Thursday, June 26, 2014
More and more we hear about the use of drones in warfare, referring to the "unpersoned" aircraft used to carry lethal force against enemies. At times these attacks go terribly wrong and result in the deaths of innocent non-combatants.
There is another "attack of the drones" underway, although less serious. It is the use of small drone aircraft, not unlike model planes. They are being used increasingly to carry cameras of the GoPro variety to take photos and videos in various locales, including national parks in the States. The result is that the parks have officially banned them, realizing that they are giant mechanized mosquitoes which defeat one of the purposes of "getting away from it all." For so many of us the relative solitude and silence of the wilderness are as important as the natural beauty. Here is a portion of a National Parks Service
Unmanned aircraft have already been prohibited at several national parks. These parks initiated bans after noise and nuisance complaints from park visitors, an incident in which park wildlife were harassed, and park visitor safety concerns.In April, visitors at Grand Canyon National Park gathered for a quiet sunset, which was interrupted by a loud unmanned aircraft flying back and forth and eventually crashing in the canyon. Later in the month, volunteers at Zion National Park witnessed an unmanned aircraft disturb a herd of bighorn sheep, reportedly separating adults from young animals.

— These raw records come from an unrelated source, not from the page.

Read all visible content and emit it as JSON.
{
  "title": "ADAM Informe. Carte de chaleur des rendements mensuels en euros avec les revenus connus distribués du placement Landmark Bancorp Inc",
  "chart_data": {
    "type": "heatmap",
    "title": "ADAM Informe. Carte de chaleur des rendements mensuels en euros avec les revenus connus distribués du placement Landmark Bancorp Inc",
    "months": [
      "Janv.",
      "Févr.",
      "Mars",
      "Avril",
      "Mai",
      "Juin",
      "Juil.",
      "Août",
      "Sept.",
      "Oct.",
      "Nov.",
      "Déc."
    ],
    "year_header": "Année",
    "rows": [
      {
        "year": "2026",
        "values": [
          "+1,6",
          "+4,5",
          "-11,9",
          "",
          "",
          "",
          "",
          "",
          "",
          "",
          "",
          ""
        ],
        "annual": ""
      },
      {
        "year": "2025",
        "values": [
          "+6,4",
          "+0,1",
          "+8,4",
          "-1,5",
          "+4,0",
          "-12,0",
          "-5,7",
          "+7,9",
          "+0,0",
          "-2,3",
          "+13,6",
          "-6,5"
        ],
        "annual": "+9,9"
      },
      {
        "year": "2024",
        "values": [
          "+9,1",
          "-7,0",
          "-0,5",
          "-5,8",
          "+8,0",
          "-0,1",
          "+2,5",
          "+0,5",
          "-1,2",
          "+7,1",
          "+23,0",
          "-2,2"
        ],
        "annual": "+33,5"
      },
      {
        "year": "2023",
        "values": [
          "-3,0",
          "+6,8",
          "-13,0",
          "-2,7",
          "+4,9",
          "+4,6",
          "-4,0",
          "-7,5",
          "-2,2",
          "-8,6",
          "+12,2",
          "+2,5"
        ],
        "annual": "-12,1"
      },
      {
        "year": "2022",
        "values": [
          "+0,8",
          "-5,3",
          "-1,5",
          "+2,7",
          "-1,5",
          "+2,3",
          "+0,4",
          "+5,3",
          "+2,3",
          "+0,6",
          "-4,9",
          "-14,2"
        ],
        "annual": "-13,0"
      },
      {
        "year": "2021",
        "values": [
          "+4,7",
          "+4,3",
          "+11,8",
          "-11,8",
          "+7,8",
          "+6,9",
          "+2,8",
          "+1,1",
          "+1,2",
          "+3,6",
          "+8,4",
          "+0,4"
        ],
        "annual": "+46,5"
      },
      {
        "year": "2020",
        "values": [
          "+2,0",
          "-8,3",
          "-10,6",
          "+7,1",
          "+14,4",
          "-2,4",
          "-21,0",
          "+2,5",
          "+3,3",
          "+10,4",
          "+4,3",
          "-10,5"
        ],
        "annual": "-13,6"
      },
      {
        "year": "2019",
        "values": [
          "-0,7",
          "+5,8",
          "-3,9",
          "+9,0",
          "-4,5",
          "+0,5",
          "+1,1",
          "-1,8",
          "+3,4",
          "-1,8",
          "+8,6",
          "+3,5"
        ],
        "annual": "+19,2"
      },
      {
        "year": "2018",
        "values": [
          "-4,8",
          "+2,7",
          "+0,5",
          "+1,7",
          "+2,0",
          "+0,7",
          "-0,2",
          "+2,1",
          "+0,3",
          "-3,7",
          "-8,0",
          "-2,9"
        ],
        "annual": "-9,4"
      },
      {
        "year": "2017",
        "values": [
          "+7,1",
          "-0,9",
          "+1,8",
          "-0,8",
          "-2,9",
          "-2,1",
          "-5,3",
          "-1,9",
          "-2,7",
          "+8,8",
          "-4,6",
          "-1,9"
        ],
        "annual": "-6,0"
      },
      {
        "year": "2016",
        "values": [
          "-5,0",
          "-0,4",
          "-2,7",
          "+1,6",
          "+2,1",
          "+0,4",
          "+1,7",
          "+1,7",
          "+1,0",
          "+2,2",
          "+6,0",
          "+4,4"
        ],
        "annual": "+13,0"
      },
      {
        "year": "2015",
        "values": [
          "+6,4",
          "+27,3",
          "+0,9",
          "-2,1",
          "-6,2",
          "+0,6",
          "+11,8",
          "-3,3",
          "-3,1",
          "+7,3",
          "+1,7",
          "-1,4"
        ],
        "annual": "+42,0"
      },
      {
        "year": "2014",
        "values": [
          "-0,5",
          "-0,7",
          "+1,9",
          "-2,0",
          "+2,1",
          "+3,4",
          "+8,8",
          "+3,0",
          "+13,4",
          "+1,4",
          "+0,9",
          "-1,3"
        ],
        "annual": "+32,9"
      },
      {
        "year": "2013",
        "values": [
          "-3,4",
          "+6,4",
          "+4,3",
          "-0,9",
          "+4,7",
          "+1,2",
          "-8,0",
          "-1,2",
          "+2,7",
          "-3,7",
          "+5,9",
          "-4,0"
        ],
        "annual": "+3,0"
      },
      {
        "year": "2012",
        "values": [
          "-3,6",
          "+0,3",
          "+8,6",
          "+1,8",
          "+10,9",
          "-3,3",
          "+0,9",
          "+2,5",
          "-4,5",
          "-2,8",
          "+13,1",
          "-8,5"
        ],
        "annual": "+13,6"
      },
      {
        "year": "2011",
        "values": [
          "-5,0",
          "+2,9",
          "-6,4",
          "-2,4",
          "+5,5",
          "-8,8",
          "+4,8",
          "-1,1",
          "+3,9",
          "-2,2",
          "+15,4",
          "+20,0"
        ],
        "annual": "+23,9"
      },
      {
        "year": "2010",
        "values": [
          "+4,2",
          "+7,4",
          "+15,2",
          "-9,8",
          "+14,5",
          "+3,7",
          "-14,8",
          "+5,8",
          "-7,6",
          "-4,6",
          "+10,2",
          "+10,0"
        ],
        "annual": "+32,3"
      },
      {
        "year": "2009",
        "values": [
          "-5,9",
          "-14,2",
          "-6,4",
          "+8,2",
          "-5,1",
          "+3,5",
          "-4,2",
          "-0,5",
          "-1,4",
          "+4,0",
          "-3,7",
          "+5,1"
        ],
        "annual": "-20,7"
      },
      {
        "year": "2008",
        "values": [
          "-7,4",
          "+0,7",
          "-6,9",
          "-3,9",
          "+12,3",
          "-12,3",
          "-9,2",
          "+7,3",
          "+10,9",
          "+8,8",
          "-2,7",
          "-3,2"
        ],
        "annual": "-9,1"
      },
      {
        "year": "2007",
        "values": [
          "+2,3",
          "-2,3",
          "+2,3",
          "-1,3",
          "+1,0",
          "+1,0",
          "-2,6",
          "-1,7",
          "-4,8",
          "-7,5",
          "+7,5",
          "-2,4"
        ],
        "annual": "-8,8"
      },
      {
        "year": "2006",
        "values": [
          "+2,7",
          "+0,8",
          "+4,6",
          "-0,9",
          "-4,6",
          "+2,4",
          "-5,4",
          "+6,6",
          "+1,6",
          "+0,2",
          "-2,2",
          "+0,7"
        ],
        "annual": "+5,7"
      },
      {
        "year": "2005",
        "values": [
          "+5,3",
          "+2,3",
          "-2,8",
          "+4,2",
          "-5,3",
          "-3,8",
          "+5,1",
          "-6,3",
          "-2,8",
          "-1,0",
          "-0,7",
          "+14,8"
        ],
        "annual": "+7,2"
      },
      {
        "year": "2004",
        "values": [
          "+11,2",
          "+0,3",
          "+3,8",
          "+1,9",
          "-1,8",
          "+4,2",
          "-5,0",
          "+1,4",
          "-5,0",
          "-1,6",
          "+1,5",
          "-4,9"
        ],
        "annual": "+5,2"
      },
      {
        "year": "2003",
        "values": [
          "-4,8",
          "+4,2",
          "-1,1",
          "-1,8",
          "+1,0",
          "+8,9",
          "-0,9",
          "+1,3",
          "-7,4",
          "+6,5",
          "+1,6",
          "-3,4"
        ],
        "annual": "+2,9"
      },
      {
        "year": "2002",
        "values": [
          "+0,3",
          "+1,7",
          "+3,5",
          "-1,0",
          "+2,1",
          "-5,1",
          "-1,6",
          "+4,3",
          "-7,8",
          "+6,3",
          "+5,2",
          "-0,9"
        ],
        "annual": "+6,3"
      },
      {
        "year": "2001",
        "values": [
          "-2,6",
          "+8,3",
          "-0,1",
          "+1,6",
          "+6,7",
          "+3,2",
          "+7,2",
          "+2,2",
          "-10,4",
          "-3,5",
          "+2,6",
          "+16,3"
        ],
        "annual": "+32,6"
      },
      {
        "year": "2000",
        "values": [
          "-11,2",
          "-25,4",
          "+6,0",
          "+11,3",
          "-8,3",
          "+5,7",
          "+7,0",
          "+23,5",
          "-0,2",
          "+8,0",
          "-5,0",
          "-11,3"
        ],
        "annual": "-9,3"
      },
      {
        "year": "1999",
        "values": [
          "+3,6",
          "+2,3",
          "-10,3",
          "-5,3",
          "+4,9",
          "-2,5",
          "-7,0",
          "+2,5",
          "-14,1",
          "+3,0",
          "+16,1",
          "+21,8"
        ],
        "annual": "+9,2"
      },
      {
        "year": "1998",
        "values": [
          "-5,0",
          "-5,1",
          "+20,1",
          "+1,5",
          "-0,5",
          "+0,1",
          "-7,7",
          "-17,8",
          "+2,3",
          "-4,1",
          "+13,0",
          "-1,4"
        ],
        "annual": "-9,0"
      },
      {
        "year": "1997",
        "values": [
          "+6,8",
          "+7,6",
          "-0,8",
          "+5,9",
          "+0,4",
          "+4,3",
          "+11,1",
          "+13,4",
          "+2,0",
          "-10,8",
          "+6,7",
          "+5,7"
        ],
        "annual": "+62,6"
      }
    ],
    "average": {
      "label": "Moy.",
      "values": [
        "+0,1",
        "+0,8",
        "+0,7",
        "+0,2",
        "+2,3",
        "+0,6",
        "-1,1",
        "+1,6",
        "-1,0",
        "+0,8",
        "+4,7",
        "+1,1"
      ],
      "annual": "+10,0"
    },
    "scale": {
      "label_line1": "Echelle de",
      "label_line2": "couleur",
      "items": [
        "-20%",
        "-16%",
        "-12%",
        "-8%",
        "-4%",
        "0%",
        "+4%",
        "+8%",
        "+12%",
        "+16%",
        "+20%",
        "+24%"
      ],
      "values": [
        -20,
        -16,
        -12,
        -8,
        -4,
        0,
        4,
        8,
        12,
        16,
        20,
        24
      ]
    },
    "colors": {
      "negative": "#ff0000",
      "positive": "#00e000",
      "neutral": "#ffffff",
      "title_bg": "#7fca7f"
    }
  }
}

This is a bit curious because the flyovers of the Grand Canyon by helicopters and fixed-wing aircraft is incessant, although newer aircraft must meet noise reduction standards. I suppose every little bit matters.
There are many who are convinced that the noise of our society is having a profound psychological and spiritual effect on nearly all of us, without our knowing. Virtually every backyard task now has a machine to "aid" in its completion, and while we say we get used to it, it is proven that we don't. Our bodies stay in the alert "fight or flight" mode when we are assaulted by noise. I have mentioned before the excellent book One Square Inch of Silence http://onesquareinch.org/whose author, Gordon Hempton, searches, largely in vain, for quiet places in America. Recently he has turned to Canada in his quixotic quest. He is concerned that silence may become "extinct" in the next decade.
I constantly crave silence and solitude. Increasingly I struggle with the noisiness of our human culture. I feel that I less able to hear and experience God in the midst of the racket.